Le retour vers Schubert

Déjà en 2009, David Fray avait gravé un très bel album consacré à Schubert. Après avoir abordé sur d’autres rivages, sans jamais quitter cette fréquentation familière, voici le retour du jeune pianiste tarbais vers ce grand musicien de l’intime. Si l’interprète a certainement mûri, son approche de l’œuvre poétique et imaginative de Schubert conserve et prolonge encore l’intériorité qui caractérisait déjà ses interprétations précédentes.

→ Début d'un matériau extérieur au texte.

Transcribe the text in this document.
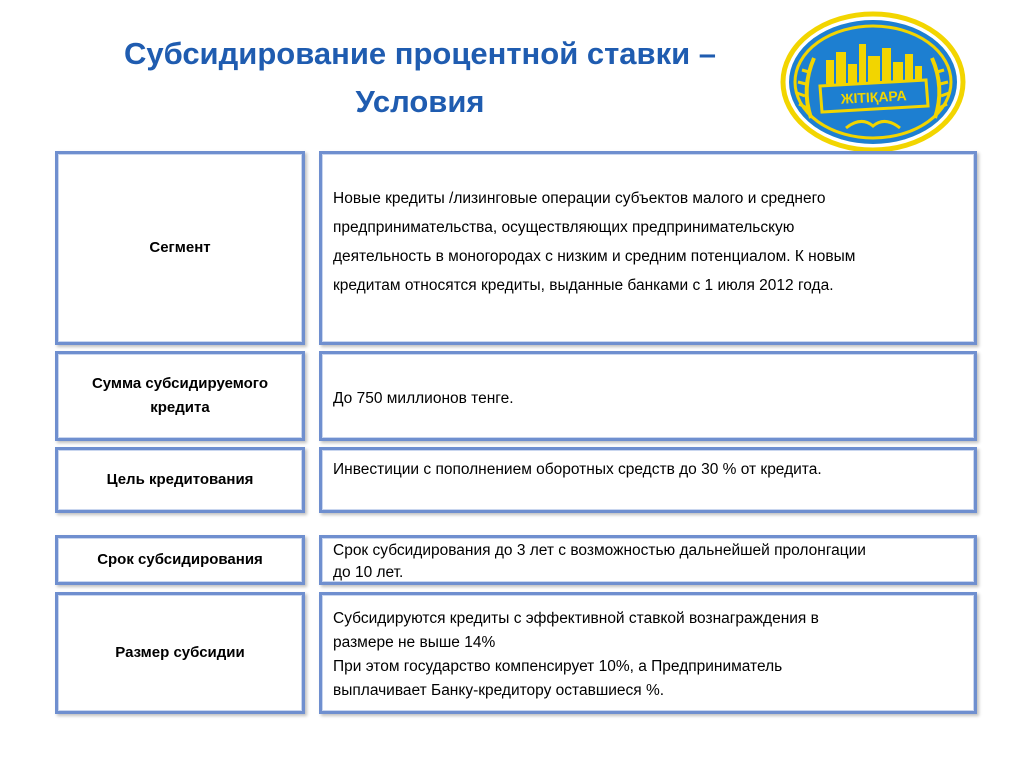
Субсидирование процентной ставки –
Условия	ЖІТІҚАРА
Сегмент
Новые кредиты /лизинговые операции субъектов малого и среднего
предпринимательства, осуществляющих предпринимательскую
деятельность в моногородах с низким и средним потенциалом. К новым
кредитам относятся кредиты, выданные банками с 1 июля 2012 года.
Сумма субсидируемого кредита
До 750 миллионов тенге.
Цель кредитования
Инвестиции с пополнением оборотных средств до 30 % от кредита.
Срок субсидирования
Срок субсидирования до 3 лет с возможностью дальнейшей пролонгации
до 10 лет.
Размер субсидии
Субсидируются кредиты с эффективной ставкой вознаграждения в
размере не выше 14%
При этом государство компенсирует 10%, а Предприниматель
выплачивает Банку-кредитору оставшиеся %.
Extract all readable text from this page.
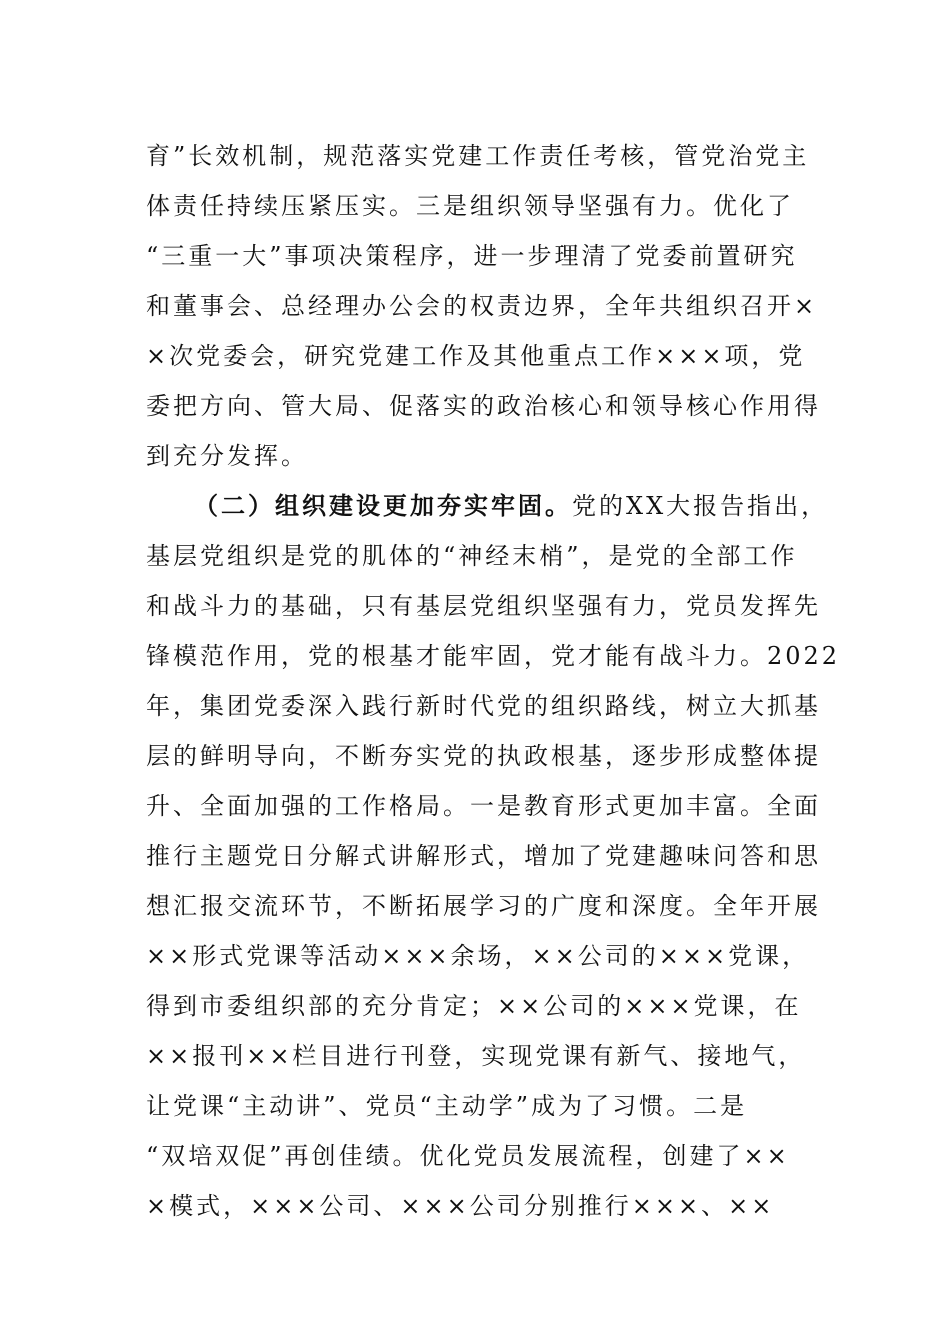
育”长效机制，规范落实党建工作责任考核，管党治党主
体责任持续压紧压实。三是组织领导坚强有力。优化了
“三重一大”事项决策程序，进一步理清了党委前置研究
和董事会、总经理办公会的权责边界，全年共组织召开×
×次党委会，研究党建工作及其他重点工作×××项，党
委把方向、管大局、促落实的政治核心和领导核心作用得
到充分发挥。
（二）组织建设更加夯实牢固。党的XX大报告指出，
基层党组织是党的肌体的“神经末梢”，是党的全部工作
和战斗力的基础，只有基层党组织坚强有力，党员发挥先
锋模范作用，党的根基才能牢固，党才能有战斗力。2022
年，集团党委深入践行新时代党的组织路线，树立大抓基
层的鲜明导向，不断夯实党的执政根基，逐步形成整体提
升、全面加强的工作格局。一是教育形式更加丰富。全面
推行主题党日分解式讲解形式，增加了党建趣味问答和思
想汇报交流环节，不断拓展学习的广度和深度。全年开展
××形式党课等活动×××余场，××公司的×××党课，
得到市委组织部的充分肯定；××公司的×××党课，在
××报刊××栏目进行刊登，实现党课有新气、接地气，
让党课“主动讲”、党员“主动学”成为了习惯。二是
“双培双促”再创佳绩。优化党员发展流程，创建了××
×模式，×××公司、×××公司分别推行×××、××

Le pianiste associe dans ce nouveau programme l’idée germanique de « Fantasie », plus proche du terme français « imagination » que de celui de « fantaisie », à l’ouverture vers la musique de chambre représentée ici par deux pièces à quatre mains. Il reçoit pour cela le soutien de Jacques Rouvier, grand musicien, qui fut le maître déterminant de David Fray.

Lors d’un entretien que le jeune pianiste nous avait accordé en 2009, il déclarait à son propos : « Il a été celui sans lequel toutes les rencontres postérieures n’auraient pas été possibles. Il m’a vraiment formé. Il m’a appris les choses essentielles qui m’ont permis ensuite de me construire en tant qu’individu et en tant qu’artiste. »

Le programme de ce nouvel album chargé d’émotion s’ouvre sur la Sonate en sol majeur D. 894 titrée « Fantasie ». Dès les premières mesures du Molto moderato e cantabile, l’interprète traduit fidèlement le titre de ce mouvement.

La subtilité du tempo, la beauté du chant, la pudeur de l’expression vont droit au cœur de l’auditeur. Après la profonde méditation de l’Andante et le « sourire à travers les larmes » du Menuetto, l’Allegretto final ouvre sur un au-delà d’une cruelle douceur. Comme dans son premier témoignage schubertien, avec peut-être une intériorité encore plus aboutie, la douceur du toucher, le poids des silences, créent un climat automnal qui prolonge celui des grands cycles de lieder de Schubert. Ainsi murmurées, les mélodies touchent au plus profond. L’alternance majeur-mineur, si caractéristique de l’écriture schubertienne, colore le discours d’une étrange lueur crépusculaire. David Fray choisit délibérément la réserve sonore, les tempi modérés, les nuances intermédiaires, à même d’exprimer autant la détresse que le mal-être. Son piano ne cherche pas à briller, mais plutôt à éclairer chaque pièce de l’intérieur.

Toute la mélancolie du monde s’épanche dans la Mélodie hongroise en si mineur : trois minutes de pure émotion !

Dans les pièces à quatre mains, la fusion des jeux des deux partenaires procède d’un mimétisme fascinant. La Fantaisie en fa mineur D 940 emprunte plus que jamais les chemins douloureux du « Voyage d’hiver »… La mélodie lancinante, comme murmurée pour soi-même, émeut au plus haut point. La révolte centrale, mesurée et plus intérieure que démonstrative, n’en a que plus d’impact.

Enfin, l’Allegro en la mineur D 947 illustre bien son titre de « Lebensstürme » (Orages de la vie). Un frémissement constant parcourt toute l’œuvre. David Fray et Jacques Rouvier communient ici dans la même transparence, dans la même ferveur. Gageons que le jeune pianiste a encore beaucoup de choses à révéler de « son » Schubert.